Results: Twenty-three adult patients (median age, 47 years; range, 14-64) underwent transplantation in four institutions. Median PaO(2) was 52 (range, 32-67) mm Hg and median alveolar-arterial oxygen gradient was 66 mm Hg. When patients were breathing 100% O(2), median PaO(2) was 310 (range, 74-663) mm Hg. Median isotopic shunt ratio was 33% (range, 0-80%). The overall mortality during the study period was 30.5% (7/23). Perioperative mortality was 8.5%, whereas late mortality was 22%. None of the preoperative characteristics of HPS (isotopic shunt ratio, PaO(2) on room air or on 100% oxygen) was associated with overall postoperative mortality.
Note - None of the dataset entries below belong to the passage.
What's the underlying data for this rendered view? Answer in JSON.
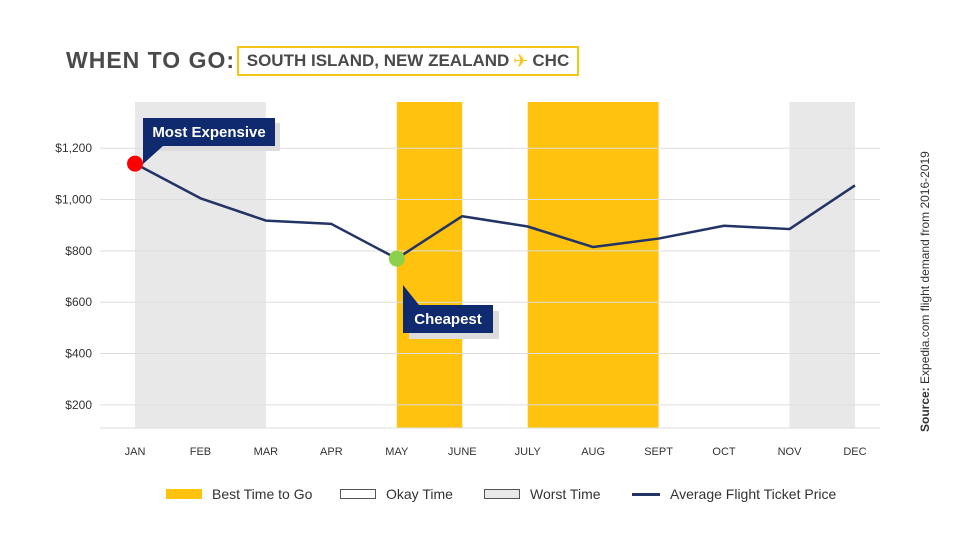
{
  "title": "WHEN TO GO:",
  "subtitle_left": "SOUTH ISLAND, NEW ZEALAND",
  "subtitle_right": "CHC",
  "source_label": "Source:",
  "source_text": "Expedia.com flight demand from 2016-2019",
  "colors": {
    "best": "#fec20f",
    "worst": "#e8e8e8",
    "line": "#223366",
    "callout": "#0f2a6e",
    "max_dot": "#ff0000",
    "min_dot": "#8bd14a"
  },
  "chart_data": {
    "type": "line",
    "categories": [
      "JAN",
      "FEB",
      "MAR",
      "APR",
      "MAY",
      "JUNE",
      "JULY",
      "AUG",
      "SEPT",
      "OCT",
      "NOV",
      "DEC"
    ],
    "series": [
      {
        "name": "Average Flight Ticket Price",
        "values": [
          1140,
          1005,
          918,
          905,
          770,
          935,
          895,
          815,
          848,
          898,
          885,
          1055
        ]
      }
    ],
    "ylim": [
      110,
      1380
    ],
    "yticks": [
      200,
      400,
      600,
      800,
      1000,
      1200
    ],
    "ytick_labels": [
      "$200",
      "$400",
      "$600",
      "$800",
      "$1,000",
      "$1,200"
    ],
    "grid": true,
    "bands": [
      {
        "type": "worst",
        "start": 0,
        "end": 2
      },
      {
        "type": "best",
        "start": 4,
        "end": 5
      },
      {
        "type": "best",
        "start": 6,
        "end": 8
      },
      {
        "type": "worst",
        "start": 10,
        "end": 11
      }
    ],
    "annotations": [
      {
        "label": "Most Expensive",
        "index": 0
      },
      {
        "label": "Cheapest",
        "index": 4
      }
    ],
    "legend": [
      {
        "key": "best",
        "label": "Best Time to Go"
      },
      {
        "key": "okay",
        "label": "Okay Time"
      },
      {
        "key": "worst",
        "label": "Worst Time"
      },
      {
        "key": "line",
        "label": "Average Flight Ticket Price"
      }
    ]
  }
}
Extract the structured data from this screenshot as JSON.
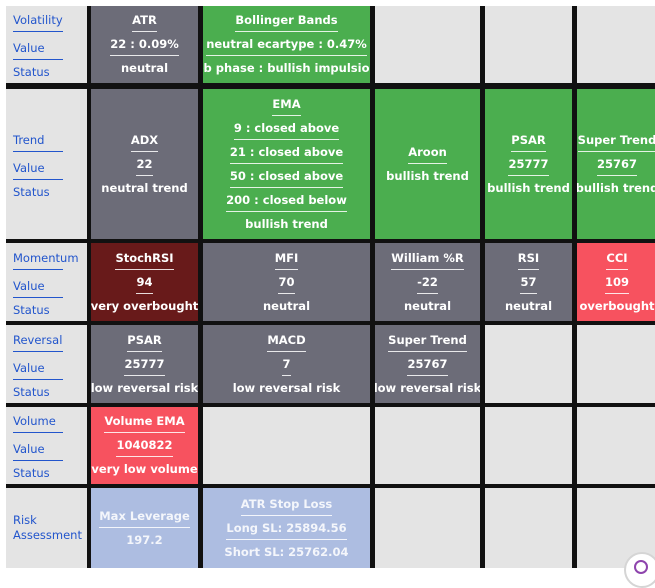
{
  "rows": [
    {
      "labels": [
        "Volatility",
        "Value",
        "Status"
      ],
      "cells": [
        {
          "name": "atr",
          "color": "gray",
          "lines": [
            "ATR",
            "22 : 0.09%",
            "neutral"
          ]
        },
        {
          "name": "bollinger-bands",
          "color": "green",
          "lines": [
            "Bollinger Bands",
            "neutral ecartype : 0.47%",
            "bb phase : bullish impulsion"
          ]
        },
        {
          "name": "empty",
          "color": "empty",
          "lines": []
        },
        {
          "name": "empty",
          "color": "empty",
          "lines": []
        },
        {
          "name": "empty",
          "color": "empty",
          "lines": []
        }
      ]
    },
    {
      "labels": [
        "Trend",
        "Value",
        "Status"
      ],
      "cells": [
        {
          "name": "adx",
          "color": "gray",
          "lines": [
            "ADX",
            "22",
            "neutral trend"
          ]
        },
        {
          "name": "ema",
          "color": "green",
          "lines": [
            "EMA",
            "9 : closed above",
            "21 : closed above",
            "50 : closed above",
            "200 : closed below",
            "bullish trend"
          ]
        },
        {
          "name": "aroon",
          "color": "green",
          "lines": [
            "Aroon",
            "bullish trend"
          ]
        },
        {
          "name": "psar-trend",
          "color": "green",
          "lines": [
            "PSAR",
            "25777",
            "bullish trend"
          ]
        },
        {
          "name": "super-trend-trend",
          "color": "green",
          "lines": [
            "Super Trend",
            "25767",
            "bullish trend"
          ]
        }
      ]
    },
    {
      "labels": [
        "Momentum",
        "Value",
        "Status"
      ],
      "cells": [
        {
          "name": "stochrsi",
          "color": "maroon",
          "lines": [
            "StochRSI",
            "94",
            "very overbought"
          ]
        },
        {
          "name": "mfi",
          "color": "gray",
          "lines": [
            "MFI",
            "70",
            "neutral"
          ]
        },
        {
          "name": "william-r",
          "color": "gray",
          "lines": [
            "William %R",
            "-22",
            "neutral"
          ]
        },
        {
          "name": "rsi",
          "color": "gray",
          "lines": [
            "RSI",
            "57",
            "neutral"
          ]
        },
        {
          "name": "cci",
          "color": "red",
          "lines": [
            "CCI",
            "109",
            "overbought"
          ]
        }
      ]
    },
    {
      "labels": [
        "Reversal",
        "Value",
        "Status"
      ],
      "cells": [
        {
          "name": "psar-reversal",
          "color": "gray",
          "lines": [
            "PSAR",
            "25777",
            "low reversal risk"
          ]
        },
        {
          "name": "macd",
          "color": "gray",
          "lines": [
            "MACD",
            "7",
            "low reversal risk"
          ]
        },
        {
          "name": "super-trend-reversal",
          "color": "gray",
          "lines": [
            "Super Trend",
            "25767",
            "low reversal risk"
          ]
        },
        {
          "name": "empty",
          "color": "empty",
          "lines": []
        },
        {
          "name": "empty",
          "color": "empty",
          "lines": []
        }
      ]
    },
    {
      "labels": [
        "Volume",
        "Value",
        "Status"
      ],
      "cells": [
        {
          "name": "volume-ema",
          "color": "red",
          "lines": [
            "Volume EMA",
            "1040822",
            "very low volume"
          ]
        },
        {
          "name": "empty",
          "color": "empty",
          "lines": []
        },
        {
          "name": "empty",
          "color": "empty",
          "lines": []
        },
        {
          "name": "empty",
          "color": "empty",
          "lines": []
        },
        {
          "name": "empty",
          "color": "empty",
          "lines": []
        }
      ]
    },
    {
      "labels": [
        "Risk",
        "Assessment"
      ],
      "cells": [
        {
          "name": "max-leverage",
          "color": "lightblue",
          "lines": [
            "Max Leverage",
            "197.2"
          ]
        },
        {
          "name": "atr-stop-loss",
          "color": "lightblue",
          "lines": [
            "ATR Stop Loss",
            "Long SL: 25894.56",
            "Short SL: 25762.04"
          ]
        },
        {
          "name": "empty",
          "color": "empty",
          "lines": []
        },
        {
          "name": "empty",
          "color": "empty",
          "lines": []
        },
        {
          "name": "empty",
          "color": "empty",
          "lines": []
        }
      ]
    }
  ]
}
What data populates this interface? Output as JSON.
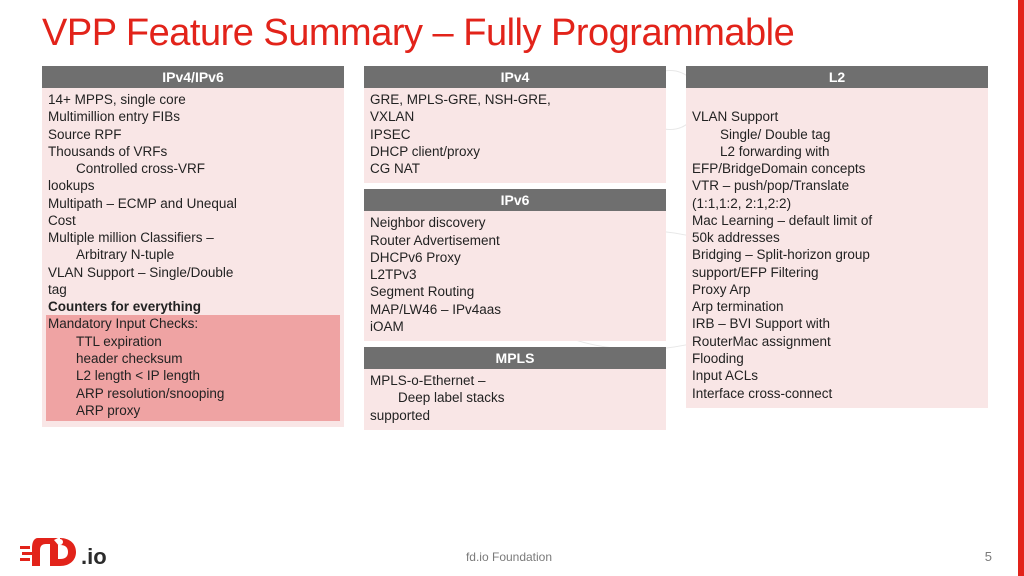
{
  "title": "VPP Feature Summary – Fully Programmable",
  "colors": {
    "accent": "#e2231a",
    "panel_header_bg": "#6f6f6f",
    "panel_header_fg": "#ffffff",
    "panel_bg": "#f9e6e6",
    "highlight_bg": "#efa3a3",
    "body_text": "#222222",
    "footer_text": "#7a7a7a"
  },
  "columns": [
    {
      "panels": [
        {
          "header": "IPv4/IPv6",
          "lines": [
            {
              "t": "14+ MPPS, single core"
            },
            {
              "t": "Multimillion entry FIBs"
            },
            {
              "t": "Source RPF"
            },
            {
              "t": "Thousands of VRFs"
            },
            {
              "t": "Controlled cross-VRF",
              "indent": true
            },
            {
              "t": "lookups"
            },
            {
              "t": "Multipath – ECMP and Unequal"
            },
            {
              "t": "Cost"
            },
            {
              "t": "Multiple million Classifiers –"
            },
            {
              "t": "Arbitrary N-tuple",
              "indent": true
            },
            {
              "t": "VLAN Support – Single/Double"
            },
            {
              "t": "tag"
            },
            {
              "t": "Counters for everything",
              "bold": true
            },
            {
              "t": "Mandatory Input Checks:",
              "hl": true
            },
            {
              "t": "TTL expiration",
              "indent": true,
              "hl": true
            },
            {
              "t": "header checksum",
              "indent": true,
              "hl": true
            },
            {
              "t": "L2 length < IP length",
              "indent": true,
              "hl": true
            },
            {
              "t": "ARP resolution/snooping",
              "indent": true,
              "hl": true
            },
            {
              "t": "ARP proxy",
              "indent": true,
              "hl": true
            }
          ]
        }
      ]
    },
    {
      "panels": [
        {
          "header": "IPv4",
          "lines": [
            {
              "t": "GRE, MPLS-GRE, NSH-GRE,"
            },
            {
              "t": "VXLAN"
            },
            {
              "t": "IPSEC"
            },
            {
              "t": "DHCP client/proxy"
            },
            {
              "t": "CG NAT"
            }
          ]
        },
        {
          "header": "IPv6",
          "lines": [
            {
              "t": "Neighbor discovery"
            },
            {
              "t": "Router Advertisement"
            },
            {
              "t": "DHCPv6 Proxy"
            },
            {
              "t": "L2TPv3"
            },
            {
              "t": "Segment Routing"
            },
            {
              "t": "MAP/LW46 – IPv4aas"
            },
            {
              "t": "iOAM"
            }
          ]
        },
        {
          "header": "MPLS",
          "lines": [
            {
              "t": "MPLS-o-Ethernet –"
            },
            {
              "t": "Deep label stacks",
              "indent": true
            },
            {
              "t": "supported"
            }
          ]
        }
      ]
    },
    {
      "panels": [
        {
          "header": "L2",
          "lines": [
            {
              "t": " "
            },
            {
              "t": "VLAN Support"
            },
            {
              "t": "Single/ Double tag",
              "indent": true
            },
            {
              "t": "L2 forwarding with",
              "indent": true
            },
            {
              "t": "EFP/BridgeDomain concepts"
            },
            {
              "t": "VTR – push/pop/Translate"
            },
            {
              "t": "(1:1,1:2, 2:1,2:2)"
            },
            {
              "t": "Mac Learning – default limit of"
            },
            {
              "t": "50k addresses"
            },
            {
              "t": "Bridging – Split-horizon group"
            },
            {
              "t": "support/EFP Filtering"
            },
            {
              "t": "Proxy Arp"
            },
            {
              "t": "Arp termination"
            },
            {
              "t": "IRB – BVI Support with"
            },
            {
              "t": "RouterMac assignment"
            },
            {
              "t": "Flooding"
            },
            {
              "t": "Input ACLs"
            },
            {
              "t": "Interface cross-connect"
            }
          ]
        }
      ]
    }
  ],
  "footer": {
    "center": "fd.io Foundation",
    "page": "5",
    "logo_text": ".io"
  }
}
Of the 21 patients surviving the perioperative period (median follow-up, 17 months; range, 0.5-72), a decrease in alveolar-arterial oxygen gradient of at least 5 mm Hg and at least 10 mm Hg was observed in 21 of 21 and in 18 of 21 patients, respectively, with great variations in the time of improvement. The threshold of 70 mm Hg was reached in 15 patients. The lower the preoperative PaO(2), the longer the time to reach this point.
Conclusion: Our data strongly support the role of orthotopic liver transplantation in adult patients with HPS, regardless of its severity.